The United States Preventive Services Task Force (USPSTF) does not recommend taking vitamins or supplements to prevent heart disease or cancer and warns that using supplements actually increases the risk of cancer or heart disease.
With respect to inadequate evidence, the USPSTF gives most supplements “I” in the prevention of cancer and cardiovascular disease. However, based on strong scientific data, the team does not recommend taking beta-carotene supplements.

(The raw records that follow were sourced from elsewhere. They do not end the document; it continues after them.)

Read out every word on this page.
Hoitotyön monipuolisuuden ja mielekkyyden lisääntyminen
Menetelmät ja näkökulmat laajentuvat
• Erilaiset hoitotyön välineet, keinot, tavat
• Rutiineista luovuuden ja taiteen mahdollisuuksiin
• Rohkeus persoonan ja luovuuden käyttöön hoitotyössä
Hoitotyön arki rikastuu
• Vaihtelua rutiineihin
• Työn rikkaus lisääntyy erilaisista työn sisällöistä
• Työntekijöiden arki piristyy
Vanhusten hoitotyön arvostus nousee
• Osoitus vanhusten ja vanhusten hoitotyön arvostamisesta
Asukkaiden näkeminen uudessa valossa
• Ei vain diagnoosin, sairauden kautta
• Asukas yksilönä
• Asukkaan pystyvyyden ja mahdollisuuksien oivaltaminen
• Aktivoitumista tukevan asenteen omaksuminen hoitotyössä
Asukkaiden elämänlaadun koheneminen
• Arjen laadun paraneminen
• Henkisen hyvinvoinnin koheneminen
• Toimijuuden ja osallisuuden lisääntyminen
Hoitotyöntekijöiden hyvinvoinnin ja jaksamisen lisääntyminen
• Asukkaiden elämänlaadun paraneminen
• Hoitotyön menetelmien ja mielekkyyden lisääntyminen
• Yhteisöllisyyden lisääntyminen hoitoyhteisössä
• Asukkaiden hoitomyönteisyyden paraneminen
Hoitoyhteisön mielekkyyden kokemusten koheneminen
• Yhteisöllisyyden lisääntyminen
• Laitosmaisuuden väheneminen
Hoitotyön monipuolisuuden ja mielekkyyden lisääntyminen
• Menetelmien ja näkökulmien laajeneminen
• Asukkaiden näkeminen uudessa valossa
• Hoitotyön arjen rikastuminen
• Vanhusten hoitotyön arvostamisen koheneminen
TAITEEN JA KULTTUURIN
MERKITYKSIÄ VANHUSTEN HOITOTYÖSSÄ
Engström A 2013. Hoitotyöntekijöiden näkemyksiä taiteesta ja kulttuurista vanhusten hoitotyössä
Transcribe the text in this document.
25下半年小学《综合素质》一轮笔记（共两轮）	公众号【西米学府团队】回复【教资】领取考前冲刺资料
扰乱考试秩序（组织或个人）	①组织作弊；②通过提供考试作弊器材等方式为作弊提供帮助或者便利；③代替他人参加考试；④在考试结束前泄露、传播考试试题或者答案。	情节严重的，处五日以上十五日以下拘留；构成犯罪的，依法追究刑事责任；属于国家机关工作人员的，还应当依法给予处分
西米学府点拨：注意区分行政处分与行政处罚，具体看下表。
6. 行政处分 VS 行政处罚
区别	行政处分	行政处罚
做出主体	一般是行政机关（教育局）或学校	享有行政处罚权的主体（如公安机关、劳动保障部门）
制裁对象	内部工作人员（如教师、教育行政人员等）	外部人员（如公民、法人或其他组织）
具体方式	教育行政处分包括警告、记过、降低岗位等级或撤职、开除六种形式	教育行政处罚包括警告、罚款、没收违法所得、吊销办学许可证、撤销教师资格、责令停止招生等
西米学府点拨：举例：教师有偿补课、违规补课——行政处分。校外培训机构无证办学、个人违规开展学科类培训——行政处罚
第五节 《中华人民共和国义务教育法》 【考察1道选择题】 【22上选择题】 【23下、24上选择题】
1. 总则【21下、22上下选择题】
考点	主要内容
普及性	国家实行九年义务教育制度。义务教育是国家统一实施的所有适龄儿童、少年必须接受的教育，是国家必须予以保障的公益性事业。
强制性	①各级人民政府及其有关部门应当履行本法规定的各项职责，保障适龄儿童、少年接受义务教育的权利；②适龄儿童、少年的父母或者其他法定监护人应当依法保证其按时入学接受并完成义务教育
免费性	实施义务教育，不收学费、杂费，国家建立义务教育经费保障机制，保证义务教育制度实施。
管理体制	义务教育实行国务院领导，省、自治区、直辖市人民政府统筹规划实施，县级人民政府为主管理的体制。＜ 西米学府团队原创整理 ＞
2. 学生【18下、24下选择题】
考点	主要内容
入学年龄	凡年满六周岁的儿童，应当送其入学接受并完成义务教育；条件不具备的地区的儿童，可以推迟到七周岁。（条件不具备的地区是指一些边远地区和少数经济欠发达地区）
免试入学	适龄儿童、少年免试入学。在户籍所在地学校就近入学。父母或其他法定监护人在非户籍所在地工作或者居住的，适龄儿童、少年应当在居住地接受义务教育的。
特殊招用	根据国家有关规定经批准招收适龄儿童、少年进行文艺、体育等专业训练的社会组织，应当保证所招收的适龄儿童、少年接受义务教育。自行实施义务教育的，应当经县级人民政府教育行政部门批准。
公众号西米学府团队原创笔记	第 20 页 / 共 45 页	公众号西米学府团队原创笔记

“Evidence shows that vitamin E intake is not beneficial and beta-carotene is harmful because it increases the risk of lung cancer in people who are already at risk (such as smokers) and also increases the risk of dying from heart disease. It may be. Or Stroke. “, John Wong, MD, Tufts Medical Center said in a statement.
Scientists want more research
The latest review of 78 studies by the team shows that supplements do not have the potential to have a significant impact on cardiovascular health. Data on vitamin D supplementation and cancer mortality are inconsistent.
Researchers said further research is needed. “To understand if the effects of supplements such as vitamins, minerals, and multivitamin supplements on cardiovascular disease and cancer outcomes are heterogeneous in a particular population, or if there is heterogeneity in baseline nutritional levels. More evidence is needed, especially supplemented in populations without known defects. It has a low prevalence and is used in a variety of populations, ”the author of the study wrote.
Based on the latest evidence, the USPSTF does not recommend regular screening for vitamin D deficiency in asymptomatic adults. However, the organization recommends folic acid supplements for women who are planning or can become pregnant. (A lack of folic acid during pregnancy can cause severe malformations in the fetal spinal cord and brain, including spina bifida.)
Other recent studies have reached similar conclusions
The USPSTF statement is a meta-analysis conducted in 2019 when researchers at Johns Hopkins University evaluated a study of 450,000 people and determined that multivitamins did not reduce the risk of heart disease, cancer, or cognition. Created after. Death or premature death after a heart attack or stroke. Their advice: Don’t waste money on multivitamins. Get the vitamins and minerals you need from food.
“Tablets are not a shortcut to improving health and preventing chronic diseases,” said Dr. Larry Appel, director of the Johns Hopkins University Welch Center for Preventive Epidemiology and Clinical Research. Stronger Evidence to Prove Benefits-Eat a Healthy Eat, Maintain a Healthy Weight, and Reduce Saturated Fats, Trans Fats, Sodium, and Sugar in Foods.
However, these researchers also recommend that women of childbearing age take folic acid supplements. So be careful to ensure the health of you and others.